To Kyrgyzstan

IMG_7883We set off from Kashgar in high spirits and full of the joys of a Chinese Thursday. But that didn’t last long at all. Our unnecessarily heavy loads,
uncomfortable saddles, absolute absence of any fitness whatsoever, our lead-in diet of beer and fried food, the unrelenting incline, headwinds, and the hot dry weather soon dampened any joy of the day. And so we turned back to Kashgar and flew out to southern France, for a year of patisseries and sunshine (at least that was a suggestion floated on Day 1).


Navigation in the first week was not as straight forward as anticipated. Even between our road map and Garmin Global GPS, the current road layout remained woefully represented. The extraordinary growth and  development in China over the last 20 years has made its way to Western China and as a result, new roads, mine sites, construction projects, and towns are cropping up like daisies in springtime. Unless a bitumen road can be witnessed with your own eyes, it’s existence should be questioned.

The western fringes of China are a fairly barren and inhospitable place. It is a landscape which at no time would have been particularly welcoming, although the ribbon of new tarmac certainly makes life a little easier than it once was.

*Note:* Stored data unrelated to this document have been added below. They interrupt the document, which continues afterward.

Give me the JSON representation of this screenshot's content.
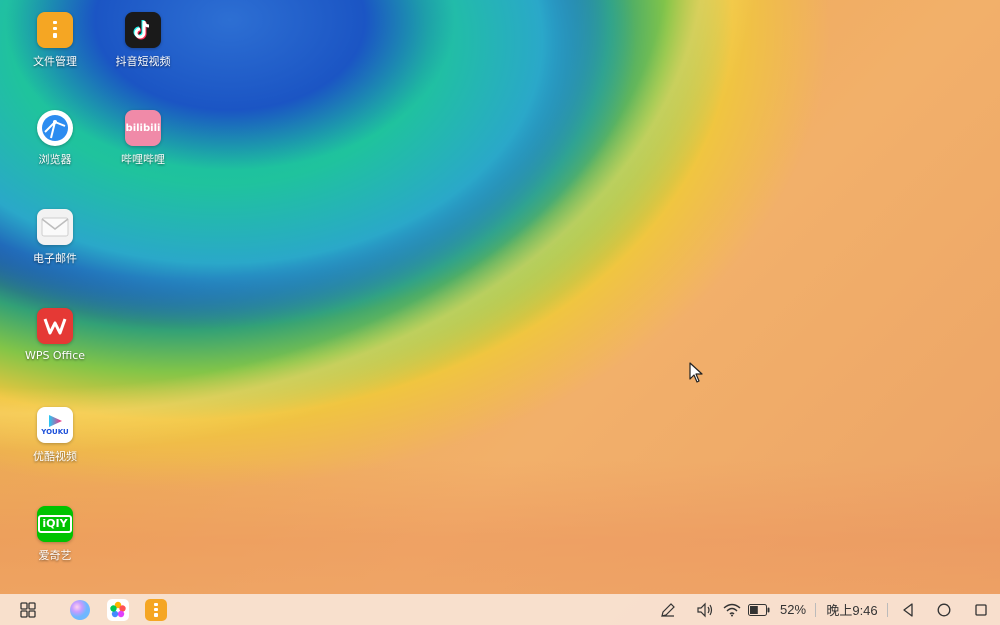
{
  "desktop": {
    "icons": [
      {
        "label": "文件管理",
        "icon": "file-manager-icon"
      },
      {
        "label": "抖音短视频",
        "icon": "tiktok-icon"
      },
      {
        "label": "浏览器",
        "icon": "browser-icon"
      },
      {
        "label": "哔哩哔哩",
        "icon": "bilibili-icon",
        "icon_text": "bilibili"
      },
      {
        "label": "电子邮件",
        "icon": "email-icon"
      },
      {
        "label": "WPS Office",
        "icon": "wps-icon"
      },
      {
        "label": "优酷视频",
        "icon": "youku-icon",
        "icon_text": "YOUKU"
      },
      {
        "label": "爱奇艺",
        "icon": "iqiyi-icon",
        "icon_text": "iQIY"
      }
    ]
  },
  "taskbar": {
    "apps": [
      "app-launcher-icon",
      "assistant-icon",
      "gallery-icon",
      "file-manager-icon"
    ],
    "tray": {
      "battery_percent": "52%",
      "battery_level": 0.52,
      "clock": "晚上9:46"
    },
    "nav": [
      "back-icon",
      "home-icon",
      "recents-icon"
    ]
  },
  "colors": {
    "file_manager": "#f5a623",
    "tiktok": "#1a1a1a",
    "browser": "#2c8cf0",
    "bilibili": "#f08aa8",
    "email": "#f2f2f2",
    "wps": "#e53935",
    "youku": "#ffffff",
    "iqiyi": "#00c300"
  }
}
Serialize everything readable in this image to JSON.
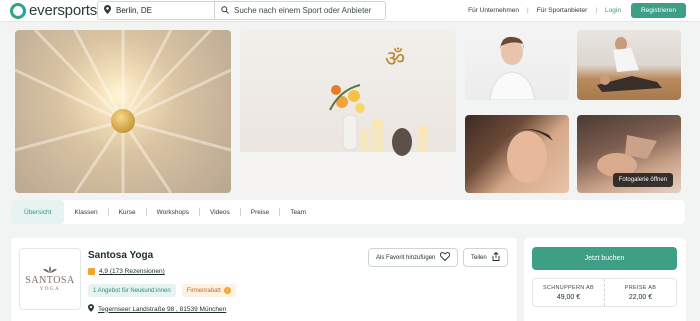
{
  "brand": {
    "name": "eversports",
    "accent": "#3e9f86"
  },
  "header": {
    "location": "Berlin, DE",
    "search_placeholder": "Suche nach einem Sport oder Anbieter",
    "links": [
      "Für Unternehmen",
      "Für Sportanbieter"
    ],
    "login": "Login",
    "register": "Registrieren"
  },
  "gallery": {
    "button": "Fotogalerie öffnen"
  },
  "tabs": [
    "Übersicht",
    "Klassen",
    "Kurse",
    "Workshops",
    "Videos",
    "Preise",
    "Team"
  ],
  "studio": {
    "logo_name": "SANTOSA",
    "logo_sub": "YOGA",
    "title": "Santosa Yoga",
    "rating": "4,9 (173 Rezensionen)",
    "badge_offer": "1 Angebot für Neukund:innen",
    "badge_discount": "Firmenrabatt",
    "address": "Tegernseer Landstraße 98 , 81539 München",
    "favorite": "Als Favorit hinzufügen",
    "share": "Teilen"
  },
  "booking": {
    "button": "Jetzt buchen",
    "trial_label": "SCHNUPPERN AB",
    "trial_price": "49,00 €",
    "price_label": "PREISE AB",
    "price_value": "22,00 €"
  }
}
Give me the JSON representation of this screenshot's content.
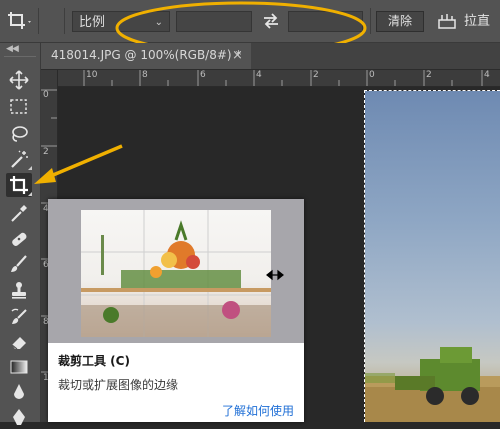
{
  "options_bar": {
    "ratio_select": "比例",
    "clear_button": "清除",
    "straighten_label": "拉直"
  },
  "document_tab": {
    "title": "418014.JPG @ 100%(RGB/8#) *",
    "close": "×"
  },
  "rulers": {
    "horizontal": [
      "10",
      "8",
      "6",
      "4",
      "2",
      "0",
      "2",
      "4"
    ],
    "vertical": [
      "0",
      "2",
      "4",
      "6",
      "8",
      "1"
    ]
  },
  "tooltip": {
    "title": "裁剪工具 (C)",
    "description": "裁切或扩展图像的边缘",
    "link": "了解如何使用"
  },
  "icons": [
    "crop-icon",
    "move-icon",
    "marquee-icon",
    "lasso-icon",
    "magic-wand-icon",
    "eyedropper-icon",
    "healing-icon",
    "brush-icon",
    "stamp-icon",
    "history-brush-icon",
    "eraser-icon",
    "gradient-icon",
    "pen-icon",
    "blur-icon",
    "swap-icon",
    "straighten-icon"
  ],
  "colors": {
    "panel": "#535353",
    "canvas": "#282828",
    "link": "#1f6fd6",
    "annotation": "#f0b000"
  }
}
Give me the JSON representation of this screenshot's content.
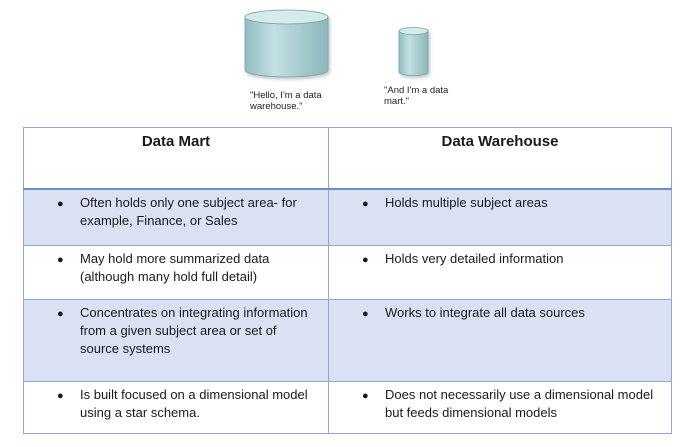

Through the stunning foothills of the Pamirs, we slowly made our way to the border and after a day layover to attend the customs checkpoint followed by a long cold wait at the Irkeshtam pass, we finally left China toward the former Soviet states. The thorough Kyrgyzstan officials would check our passports on eight separate occasions within a 2km border crossing episode under the guise of official duty, although it appeared that the process was simply to see what we looked like without the assortment of head and face wear protecting us from the elements, and to have a good laugh about the situation. We clearly entertained sufficiently, and were considered suitable for entry.